Pan Lech Wałęsa jest przykładem, jak trudno i niebezpiecznie zostać za życia legendą. Choć w przypadku zwykłego elektryka trudno powiedzieć "noblesse oblige", to jednak, Panie Prezydencie, obowiązuje. A tu w porannych "Sygnalach Dnia" pan Wałęsa po raz kolejny udowodnił, że jest człwiekiem małego formatu. Groźby pod adresem IPN, enigmatyczne "wiem, ale teraz nie ujawnię" - jakbym sluchała ojca Rydzyka.Tyle, że Wałęsa nie ma za sobą milionów słuchaczy. Jak mam wytłumaczyć młodym, że ten zacietrzewiony facet, który plecie bzdury typu "jestem wybrany przez Siłę Wyższą" to przywódca charyzmatyczny sprzed dwudziestu paru lat? I śmieszno i straszno.

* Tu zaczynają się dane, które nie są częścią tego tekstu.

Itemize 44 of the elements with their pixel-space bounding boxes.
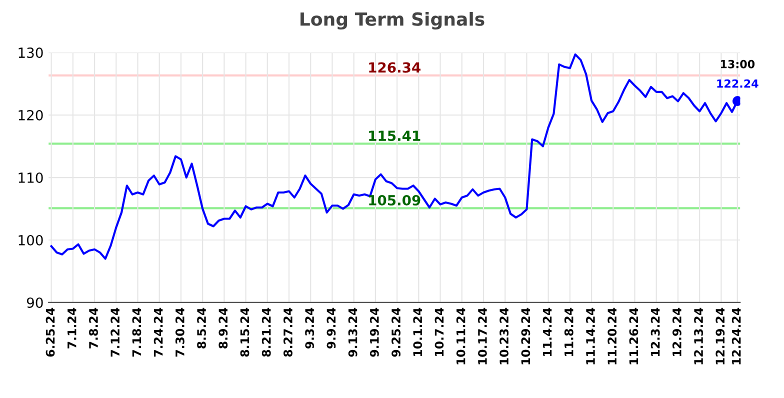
- x-tick-label: 9.13.24: [348, 308, 358, 357]
- x-tick-label: 9.25.24: [392, 308, 400, 357]
- y-tick-label: 110: [18, 172, 43, 183]
- x-tick-label: 12.3.24: [650, 308, 660, 356]
- x-tick-label: 12.9.24: [672, 308, 682, 356]
- x-tick-label: 10.11.24: [456, 308, 466, 364]
- ref-line-label: 115.41: [369, 130, 420, 142]
- y-tick-label: 90: [26, 297, 43, 308]
- x-tick-label: 10.17.24: [478, 308, 487, 364]
- x-tick-label: 10.23.24: [500, 308, 509, 364]
- x-tick-label: 7.18.24: [132, 308, 142, 357]
- x-tick-label: 11.4.24: [542, 308, 552, 356]
- x-tick-label: 6.25.24: [46, 308, 55, 357]
- x-tick-label: 10.29.24: [521, 308, 530, 364]
- y-tick-label: 100: [18, 234, 43, 246]
- x-tick-label: 10.1.24: [413, 308, 422, 356]
- x-tick-label: 9.19.24: [370, 308, 379, 357]
- x-tick-label: 11.26.24: [629, 308, 638, 364]
- y-tick-label: 120: [18, 110, 43, 120]
- x-tick-label: 8.5.24: [197, 308, 206, 348]
- ref-line-label: 126.34: [369, 62, 421, 73]
- x-tick-label: 12.13.24: [694, 308, 704, 364]
- x-tick-label: 11.14.24: [586, 308, 595, 364]
- ref-line-label: 105.09: [369, 194, 420, 206]
- x-tick-label: 7.8.24: [89, 308, 98, 348]
- annotation: 122.24: [717, 79, 758, 88]
- x-tick-label: 7.30.24: [175, 308, 184, 357]
- x-tick-label: 12.24.24: [732, 308, 741, 364]
- x-tick-label: 12.19.24: [716, 308, 725, 364]
- x-tick-label: 9.3.24: [305, 308, 314, 349]
- x-tick-label: 7.1.24: [67, 308, 76, 348]
- x-tick-label: 11.20.24: [608, 308, 617, 364]
- x-tick-label: 7.24.24: [154, 308, 163, 357]
- x-tick-label: 8.27.24: [284, 308, 292, 357]
- x-tick-label: 11.8.24: [564, 308, 574, 356]
- chart-title: Long Term Signals: [300, 12, 484, 30]
- annotation: 13:00: [720, 60, 755, 68]
- x-tick-label: 8.15.24: [240, 308, 250, 357]
- x-tick-label: 8.21.24: [262, 308, 271, 357]
- x-tick-label: 8.9.24: [218, 308, 228, 348]
- x-tick-label: 9.9.24: [326, 308, 336, 349]
- y-tick-label: 130: [18, 48, 43, 58]
- x-tick-label: 7.12.24: [110, 308, 120, 357]
- x-tick-label: 10.7.24: [434, 308, 444, 356]
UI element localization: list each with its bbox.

Panie Prezydencie, ci, co Pana oskarżają, i tak wiedzą lepiej. A reszcie to raczej wszystko jedno. No, może przesadzam, nie wszystkim wszysko jedno. Bo przykro i smutno. I w dodatku gdzieś nasuwa się pytanie - a może to większa sprawa, niż jakiś tam dawny podpis i złożenie zeznania, że kolega z pracy ma np. trójkę dzieci?
Panie Lechu - oszczędź wstydu. Jeśli jest Pan czysty jak łza, to spokojnie. Życze Panu przede wszystkim zdrowia.